Current and past executives of hedge fund Renaissance Technologies LLC will pay up to $7 billion in back taxes, interest, and penalties to resolve a long-running dispute with the Internal Revenue Service, according to the firm, in what could be the most significant tax settlement in history. According to, James Simons, the quantitative investing pioneer who founded the business before retiring as chairman on Jan. 1, will make an additional “settlement payment” of $670 million.

Mr. Simons will also have to pay back taxes on his gains. The dispute stems from decisions made by the firm’s flagship Medallion fund between 2005 and 2015 to convert short-term trading earnings into long-term profits. Since of the vast sums involved and because Renaissance principals are among the top political donors in the United States, it has been carefully followed in the worlds of finance and politics.
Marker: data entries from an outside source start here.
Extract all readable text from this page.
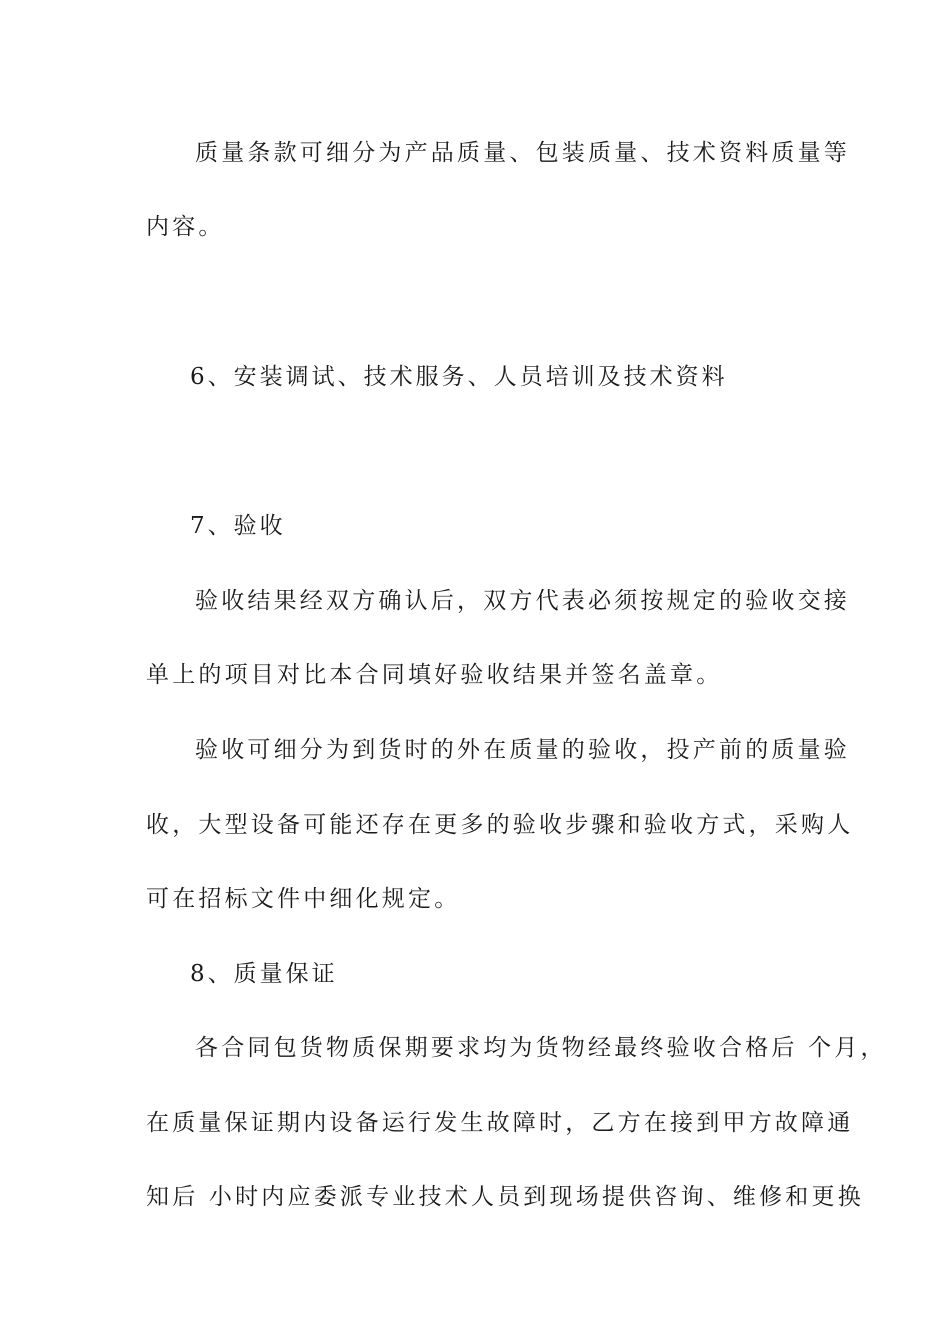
质量条款可细分为产品质量、包装质量、技术资料质量等
内容。
6、安装调试、技术服务、人员培训及技术资料
7、验收
验收结果经双方确认后，双方代表必须按规定的验收交接
单上的项目对比本合同填好验收结果并签名盖章。
验收可细分为到货时的外在质量的验收，投产前的质量验
收，大型设备可能还存在更多的验收步骤和验收方式，采购人
可在招标文件中细化规定。
8、质量保证
各合同包货物质保期要求均为货物经最终验收合格后 个月，
在质量保证期内设备运行发生故障时，乙方在接到甲方故障通
知后 小时内应委派专业技术人员到现场提供咨询、维修和更换
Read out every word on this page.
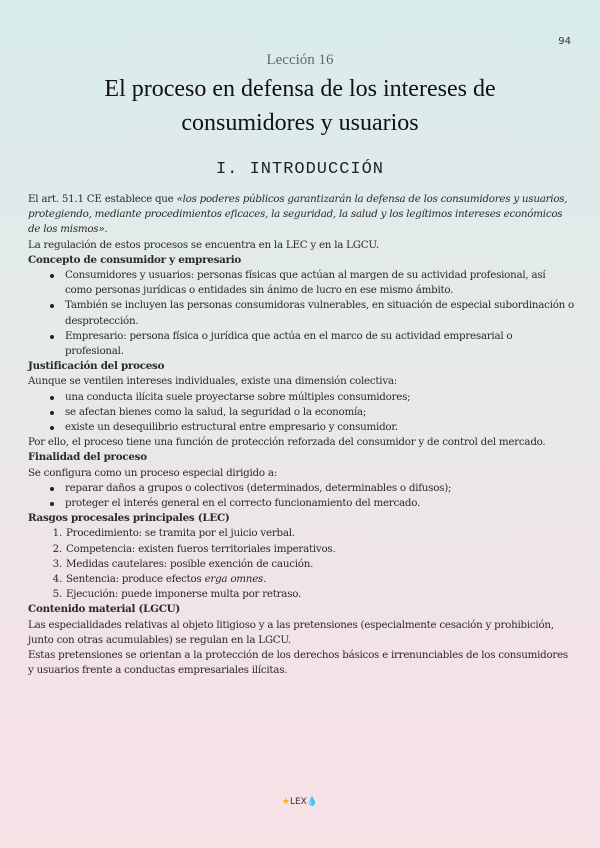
94
Lección 16
El proceso en defensa de los intereses de consumidores y usuarios
I. INTRODUCCIÓN

El art. 51.1 CE establece que «los poderes públicos garantizarán la defensa de los consumidores y usuarios, protegiendo, mediante procedimientos eficaces, la seguridad, la salud y los legítimos intereses económicos de los mismos».

La regulación de estos procesos se encuentra en la LEC y en la LGCU.

Concepto de consumidor y empresario

Consumidores y usuarios: personas físicas que actúan al margen de su actividad profesional, así como personas jurídicas o entidades sin ánimo de lucro en ese mismo ámbito.
También se incluyen las personas consumidoras vulnerables, en situación de especial subordinación o desprotección.
Empresario: persona física o jurídica que actúa en el marco de su actividad empresarial o profesional.

Justificación del proceso

Aunque se ventilen intereses individuales, existe una dimensión colectiva:

una conducta ilícita suele proyectarse sobre múltiples consumidores;
se afectan bienes como la salud, la seguridad o la economía;
existe un desequilibrio estructural entre empresario y consumidor.

Por ello, el proceso tiene una función de protección reforzada del consumidor y de control del mercado.

Finalidad del proceso

Se configura como un proceso especial dirigido a:

reparar daños a grupos o colectivos (determinados, determinables o difusos);
proteger el interés general en el correcto funcionamiento del mercado.

Rasgos procesales principales (LEC)

1. Procedimiento: se tramita por el juicio verbal.
2. Competencia: existen fueros territoriales imperativos.
3. Medidas cautelares: posible exención de caución.
4. Sentencia: produce efectos erga omnes.
5. Ejecución: puede imponerse multa por retraso.

Contenido material (LGCU)

Las especialidades relativas al objeto litigioso y a las pretensiones (especialmente cesación y prohibición, junto con otras acumulables) se regulan en la LGCU.

Estas pretensiones se orientan a la protección de los derechos básicos e irrenunciables de los consumidores y usuarios frente a conductas empresariales ilícitas.

★LEX💧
Mr. Simons, a former math professor and code breaker grew Renaissance into one of the most successful investment firms in history by spotting market trends that others overlooked. However, those short-term trades imply higher taxes. Mr. Simons has historically supported Democratic candidates, but Renaissance executive Robert Mercer has backed Republican candidates, including former President Donald Trump.

Medallion, which has a $15 billion portfolio, invests the money of its employees and a few close friends and family members exclusively. As a result, the settlement excludes money managed by Renaissance for outside investors. In addition, medallion’s past returns, which outperform almost every other hedge fund, are unaffected by the settlement because it concerns the tax classification of the firm’s earnings.